Der Weihnachtsmann schüttelte empört den Kopf, er mochte die plötzliche Unordnung nicht. Die schreienden, kreischenden Leute verdarben die weihnachtliche Stimmung. Das Gewusel der Körper, der Toten und Verletzten, die weggeschleppt wurden, hatte so gar nichts Besinnliches mehr an sich. Er sah an sich herunter. Die kleinen roten Sprenkel fielen auf seinem roten Mantel nicht sehr auf. Lediglich auf dem wallenden, weißen Bart bildeten sie einen niedlichen bunten Kontrast.
„HoHoHo, Friede auf Erden. Und den Menschen ein Wohlgefallen. Wohlgefallen? Das hat euch wohl gefallen?“ Er lachte laut über seinen eigenen Witz und wuchtete sich ächzend aus dem alten, bequemen Sessel empor. Dann verschwamm seine Gestalt, immer und immer stärker. Es sah aus, als würde seine Kontur völlig zerfasern, dann war er weg.

Als Ostern ein weißer Hase bunte Handgranaten in die Nester legte und auch zu diesem Friedensfest die Schlagzeilen über Chaos und Tod alles Positive vergessen ließen, begann man sich Gedanken zu machen. Der Hase wurde gesehen und verschwand, indem die Konturen seiner Figur langsam zerfaserten und sich dann vor allen Augen in Luft auflösten. Man entdeckte eine Analogie zu Weihnachten.

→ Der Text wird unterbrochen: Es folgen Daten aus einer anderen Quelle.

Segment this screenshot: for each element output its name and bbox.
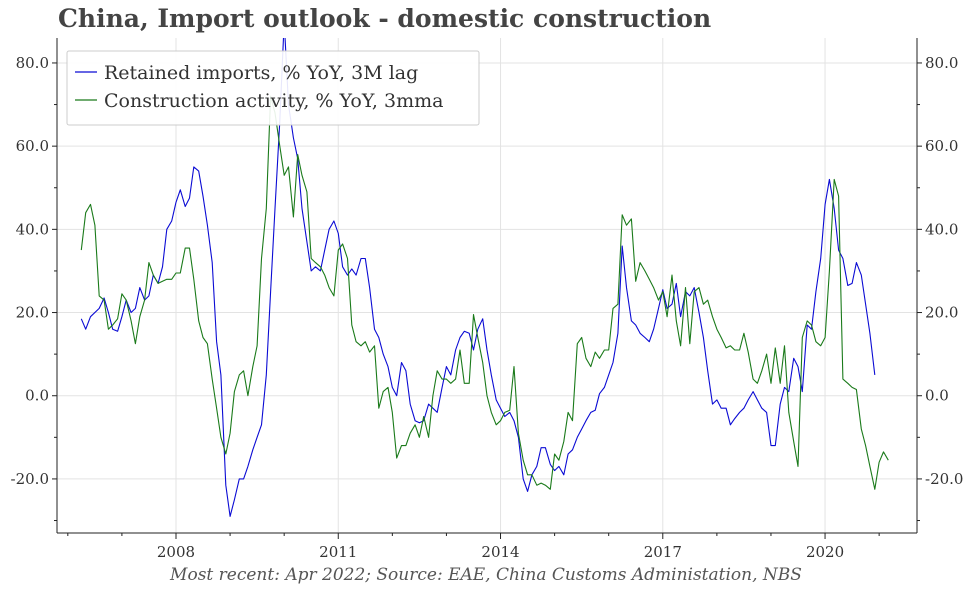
- y-tick-label-right: 40.0: [925, 220, 958, 238]
- x-tick-label: 2017: [644, 543, 682, 561]
- y-tick-label-left: 80.0: [16, 54, 49, 72]
- x-tick-label: 2014: [481, 543, 519, 561]
- y-tick-label-left: 60.0: [16, 137, 49, 155]
- series-layer: [80, 38, 889, 517]
- y-tick-label-right: 20.0: [925, 304, 958, 322]
- chart-title: China, Import outlook - domestic constru…: [58, 4, 712, 33]
- y-tick-label-left: 0.0: [25, 387, 49, 405]
- x-tick-label: 2011: [319, 543, 357, 561]
- source-footnote: Most recent: Apr 2022; Source: EAE, Chin…: [170, 565, 802, 585]
- series-line-retained-imports: [80, 38, 876, 517]
- x-tick-label: 2020: [806, 543, 844, 561]
- y-tick-label-left: 40.0: [16, 220, 49, 238]
- y-tick-label-right: 0.0: [925, 387, 949, 405]
- y-tick-label-left: 20.0: [16, 304, 49, 322]
- legend: Retained imports, % YoY, 3M lag Construc…: [66, 50, 480, 126]
- legend-box: [66, 50, 480, 126]
- x-tick-label: 2008: [157, 543, 195, 561]
- legend-label-retained-imports: Retained imports, % YoY, 3M lag: [104, 62, 418, 84]
- y-tick-label-right: -20.0: [925, 470, 963, 488]
- y-tick-label-right: 60.0: [925, 137, 958, 155]
- series-line-construction-activity: [80, 95, 889, 490]
- y-tick-label-right: 80.0: [925, 54, 958, 72]
- y-tick-label-left: -20.0: [11, 470, 49, 488]
- legend-label-construction-activity: Construction activity, % YoY, 3mma: [104, 90, 443, 112]
- axes: 80.0 80.0 60.0 60.0 40.0 40.0 20.0 20.0 0.0 0.0 -2…: [11, 38, 963, 561]
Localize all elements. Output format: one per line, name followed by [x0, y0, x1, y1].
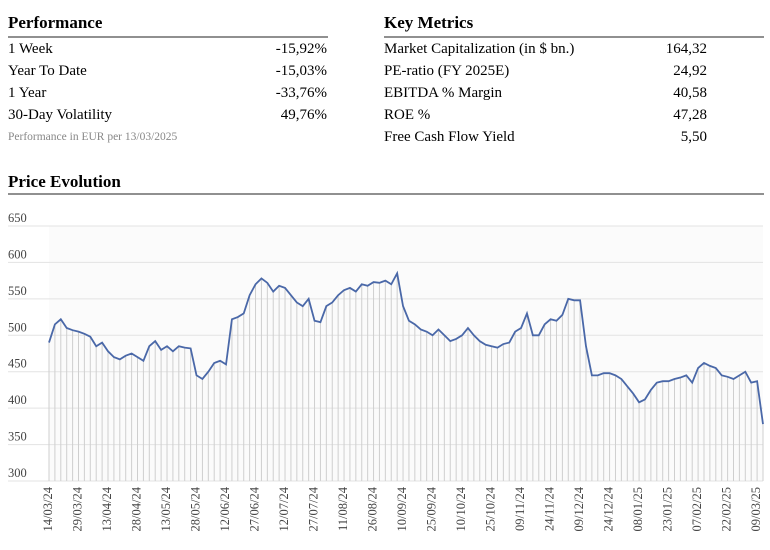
y-tick-label: 550 — [8, 284, 27, 298]
performance-table: 1 Week -15,92% Year To Date -15,03% 1 Year -3… — [8, 41, 327, 123]
row-value: 40,58 — [673, 85, 707, 101]
row-value: -15,03% — [276, 63, 327, 79]
row-value: 5,50 — [681, 129, 707, 145]
x-tick-label: 25/09/24 — [424, 486, 438, 531]
row-label: 1 Year — [8, 85, 46, 101]
x-tick-label: 23/01/25 — [660, 487, 674, 531]
x-tick-label: 11/08/24 — [336, 486, 350, 531]
row-label: 1 Week — [8, 41, 53, 57]
row-label: 30-Day Volatility — [8, 107, 113, 123]
x-tick-label: 07/02/25 — [690, 487, 704, 531]
row-value: 49,76% — [281, 107, 327, 123]
x-tick-label: 26/08/24 — [365, 486, 379, 531]
x-tick-label: 29/03/24 — [70, 486, 84, 531]
row-value: 24,92 — [673, 63, 707, 79]
row-label: ROE % — [384, 107, 430, 123]
x-tick-label: 25/10/24 — [483, 486, 497, 531]
x-tick-label: 27/07/24 — [306, 486, 320, 531]
x-tick-label: 10/09/24 — [395, 486, 409, 531]
row-label: Free Cash Flow Yield — [384, 129, 515, 145]
performance-note: Performance in EUR per 13/03/2025 — [8, 131, 178, 143]
x-tick-label: 08/01/25 — [631, 487, 645, 531]
x-tick-label: 14/03/24 — [41, 486, 55, 531]
x-tick-label: 13/05/24 — [159, 486, 173, 531]
chart-title: Price Evolution — [8, 172, 121, 191]
y-tick-label: 500 — [8, 320, 27, 334]
x-tick-label: 24/12/24 — [601, 486, 615, 531]
row-value: -15,92% — [276, 41, 327, 57]
key-metrics-table: Market Capitalization (in $ bn.) 164,32 PE… — [384, 41, 707, 145]
row-label: PE-ratio (FY 2025E) — [384, 63, 509, 79]
x-tick-label: 24/11/24 — [542, 486, 556, 531]
x-tick-label: 12/06/24 — [218, 486, 232, 531]
y-tick-label: 400 — [8, 393, 27, 407]
price-line — [48, 270, 764, 425]
row-label: Year To Date — [8, 63, 87, 79]
x-tick-label: 13/04/24 — [100, 486, 114, 531]
y-tick-label: 650 — [8, 211, 27, 225]
x-tick-label: 09/03/25 — [749, 487, 763, 531]
row-value: -33,76% — [276, 85, 327, 101]
plot-background — [49, 226, 763, 481]
x-tick-label: 22/02/25 — [719, 487, 733, 531]
x-tick-label: 28/05/24 — [188, 486, 202, 531]
x-tick-label: 10/10/24 — [454, 486, 468, 531]
y-tick-label: 300 — [8, 466, 27, 480]
key-metrics-title: Key Metrics — [384, 13, 474, 32]
x-tick-label: 12/07/24 — [277, 486, 291, 531]
chart: 300 350 400 450 500 550 600 650 14/03/24 29/03/24… — [8, 211, 764, 531]
y-tick-label: 350 — [8, 430, 27, 444]
x-tick-label: 09/12/24 — [572, 486, 586, 531]
y-tick-label: 450 — [8, 357, 27, 371]
row-label: Market Capitalization (in $ bn.) — [384, 41, 574, 57]
row-value: 47,28 — [673, 107, 707, 123]
row-value: 164,32 — [666, 41, 707, 57]
row-label: EBITDA % Margin — [384, 85, 503, 101]
x-tick-label: 09/11/24 — [513, 486, 527, 531]
performance-title: Performance — [8, 13, 103, 32]
y-tick-label: 600 — [8, 247, 27, 261]
x-tick-label: 27/06/24 — [247, 486, 261, 531]
x-tick-label: 28/04/24 — [129, 486, 143, 531]
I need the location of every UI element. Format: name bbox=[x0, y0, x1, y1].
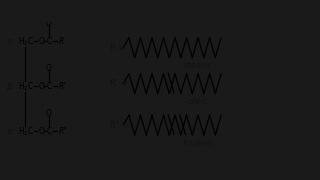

Eduard Plagert war spindeldürr und nie länger als einen Sekundenbruchteil ohne Bewegung. Außerdem war er Friedensfestanalytiker und Wissenschaftler. Und als Wissenschaftler war er Realist, zumindest solange, bis er realistisch betrachtet keinen realen Nutzen durch Festhalten an Realitäten ziehen konnte. Dann bezog er auch irreale Dinge in seine Analysen mit ein. Böse Zungen pflegten dann mit wachsender Begeisterung auf den Wortstamm „Anal“ in seiner Berufsbezeichnung hinzuweisen und werten seine Ergebnisse dementsprechend. Eduard stand seit jeher weit über solcherart kleinlicher Kritiker. Er wusste, dass die Ergebnisse seiner Analysen realistisch waren, mathematisch und christlich untermauert.
Vor ihm stand der Polizeipräsident von Stork-City und lachte ihn aus.
„Lieber Herr Plagert, jetzt schießen sie aber übers Ziel hinaus. Ich soll jede werdende Mutter in der Stadt von einem Polizeiaufgebot bewachen lassen? Damit nicht ein schwer bewaffneter Klapperstorch den beginnenden Geburtsvorgang gewalttätig umkehrt? Ich bitte Sie…“ Er ließ sein kurzes Auflachen mit einem irren Kichern ausklingen.
„Das Ergebnis meiner Analyse - das eindeutige Ergebnis! – lässt keine andere Möglichkeit zu. Überlegen Sie: Welche Figuren gibt es, die es nicht gibt?“ Den Zeigefinger hoch in die Luft streckend zog er die Augenbrauen hoch, riss dabei die Augen weit auf und blickte den Polizeipräsidenten auffordernd an. Der blickte zurück, wobei man seinem Gesichtsausdruck entnehmen konnte, dass er zwischen zwei Alternativen zu entscheiden hatte: ob er dem Plagert eine von diesen weißen Jacken mit ganz langen Ärmeln anziehen oder ihn einfach von ein paar Beamten in eine Ausnüchterungszelle stecken lassen sollte. Der Polizeipräsident machte den Mund auf, als wolle er was sagen, dann klappte er ihn aber wieder zu und schüttelte den Kopf.
„Nun, dann anders. Ihr Ansatz: Das erste Attentat war Weihnachten, das nächste Ostern. Was danach? Pfingsten? Aber als welche Figur würde ein Attentäter auftreten? Eduard Plagert hob belehrend den Zeigefinger. „Nicht das Friedensfest steht im Vordergrund der Aktivitäten, es ist die Figur. Und zwar eine, die im realen Leben keinen Platz hat: Weihnachtsmann, Osterhasen, und… - einen Klapperstorch. Und hier ist unsere Chance. Klapperstörche haben keine bestimmte Saison, sie haben den Vorteil, immer und überall auftauchen zu können. ICH BIN SICHER: Er wird als Klapperstorch auftreten. Man wird doch in der Lage sein, einen Klapperstorch zu verhaften, bevor er losklappern kann.“ Er fuchtelte empört und hektisch mit den Armen durch die Luft, als wolle er die Gedanken des Polizeipräsidenten bzgl. psychologischer Zurechnungsfähigkeit beiseite wischen.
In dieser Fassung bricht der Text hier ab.